Angle-based cost-sensitive multicategory classification
Yi Yang,
Yuxuan Guo and
Xiangyu Chang
Computational Statistics & Data Analysis, 2021, vol. 156, issue C
Abstract:
Many real-world classification problems come with costs which can vary for different types of misclassification. It is thus important to develop cost-sensitive classifiers which minimize the total misclassification cost. Although binary cost-sensitive classifiers have been well-studied, solving multicategory classification problems is still challenging.
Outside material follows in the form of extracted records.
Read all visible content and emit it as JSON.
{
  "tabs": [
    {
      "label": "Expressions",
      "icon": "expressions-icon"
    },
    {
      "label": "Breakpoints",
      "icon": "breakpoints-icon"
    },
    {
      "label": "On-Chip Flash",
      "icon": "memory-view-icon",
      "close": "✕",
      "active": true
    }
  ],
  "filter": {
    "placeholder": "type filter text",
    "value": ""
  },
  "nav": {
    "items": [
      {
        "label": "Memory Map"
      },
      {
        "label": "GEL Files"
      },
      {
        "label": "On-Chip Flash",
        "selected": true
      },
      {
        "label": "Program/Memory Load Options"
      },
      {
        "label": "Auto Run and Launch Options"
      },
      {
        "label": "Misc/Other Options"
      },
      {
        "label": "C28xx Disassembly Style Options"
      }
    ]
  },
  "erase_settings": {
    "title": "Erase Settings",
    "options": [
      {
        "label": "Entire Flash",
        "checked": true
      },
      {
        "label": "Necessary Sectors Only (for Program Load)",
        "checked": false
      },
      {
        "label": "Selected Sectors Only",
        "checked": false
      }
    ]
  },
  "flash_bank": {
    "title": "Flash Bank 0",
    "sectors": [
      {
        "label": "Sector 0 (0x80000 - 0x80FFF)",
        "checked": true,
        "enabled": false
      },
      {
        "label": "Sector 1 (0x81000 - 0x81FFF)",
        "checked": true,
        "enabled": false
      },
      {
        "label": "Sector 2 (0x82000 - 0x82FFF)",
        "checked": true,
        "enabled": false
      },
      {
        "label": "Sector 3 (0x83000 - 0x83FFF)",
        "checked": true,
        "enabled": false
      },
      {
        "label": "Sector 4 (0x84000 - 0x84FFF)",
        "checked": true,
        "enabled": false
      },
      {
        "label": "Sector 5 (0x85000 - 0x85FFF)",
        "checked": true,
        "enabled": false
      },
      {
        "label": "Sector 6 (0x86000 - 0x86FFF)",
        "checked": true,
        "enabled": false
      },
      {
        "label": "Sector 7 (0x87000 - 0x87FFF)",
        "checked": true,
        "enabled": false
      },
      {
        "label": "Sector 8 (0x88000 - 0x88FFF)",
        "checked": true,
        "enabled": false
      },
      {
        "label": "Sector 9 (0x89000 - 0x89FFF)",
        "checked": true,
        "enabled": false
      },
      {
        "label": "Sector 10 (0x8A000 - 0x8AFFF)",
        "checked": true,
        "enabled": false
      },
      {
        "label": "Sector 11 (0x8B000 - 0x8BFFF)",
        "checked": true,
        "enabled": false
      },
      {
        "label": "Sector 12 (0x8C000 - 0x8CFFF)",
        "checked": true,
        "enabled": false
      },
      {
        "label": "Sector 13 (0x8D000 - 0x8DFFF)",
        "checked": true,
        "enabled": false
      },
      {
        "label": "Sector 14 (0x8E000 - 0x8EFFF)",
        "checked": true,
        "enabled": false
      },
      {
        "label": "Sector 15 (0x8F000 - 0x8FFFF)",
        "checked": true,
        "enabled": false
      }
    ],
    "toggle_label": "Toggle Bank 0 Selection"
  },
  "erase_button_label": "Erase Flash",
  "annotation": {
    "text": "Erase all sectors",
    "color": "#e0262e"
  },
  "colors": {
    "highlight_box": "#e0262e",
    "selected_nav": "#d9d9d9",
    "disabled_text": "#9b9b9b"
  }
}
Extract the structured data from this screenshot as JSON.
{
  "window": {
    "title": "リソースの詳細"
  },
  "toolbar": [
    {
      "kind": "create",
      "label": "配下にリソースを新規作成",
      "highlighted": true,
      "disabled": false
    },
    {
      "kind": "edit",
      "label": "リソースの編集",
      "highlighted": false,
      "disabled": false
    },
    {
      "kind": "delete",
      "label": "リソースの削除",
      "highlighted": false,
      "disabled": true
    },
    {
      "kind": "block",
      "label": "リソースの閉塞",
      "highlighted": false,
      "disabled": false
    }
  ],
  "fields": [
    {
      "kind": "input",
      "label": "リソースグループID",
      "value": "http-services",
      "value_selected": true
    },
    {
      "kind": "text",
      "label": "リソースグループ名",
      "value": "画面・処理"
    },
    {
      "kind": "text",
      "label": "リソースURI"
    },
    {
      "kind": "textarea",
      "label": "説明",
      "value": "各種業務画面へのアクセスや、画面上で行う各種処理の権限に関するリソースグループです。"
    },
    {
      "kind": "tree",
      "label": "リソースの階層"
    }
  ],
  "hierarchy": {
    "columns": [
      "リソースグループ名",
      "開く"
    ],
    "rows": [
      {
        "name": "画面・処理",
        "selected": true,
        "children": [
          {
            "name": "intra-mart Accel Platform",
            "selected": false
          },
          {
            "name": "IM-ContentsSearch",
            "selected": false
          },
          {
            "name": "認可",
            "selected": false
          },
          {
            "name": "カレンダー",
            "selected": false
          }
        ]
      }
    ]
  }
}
A popular approach to address this issue is to construct K classification functions for a K-class problem and remove the redundancy by imposing a sum-to-zero constraint. However, such method usually results in higher computational complexity and inefficient algorithms. In this article, we propose a novel angle-based cost-sensitive classification framework for multicategory classification without the sum-to-zero constraint. Loss functions that included in the angle-based cost-sensitive classification framework are further justified to be Fisher consistent. To show the usefulness of the framework, two cost-sensitive multicategory boosting algorithms are derived as concrete instances. Numerical experiments demonstrate that the proposed boosting algorithms yield competitive classification performances against other existing boosting approaches.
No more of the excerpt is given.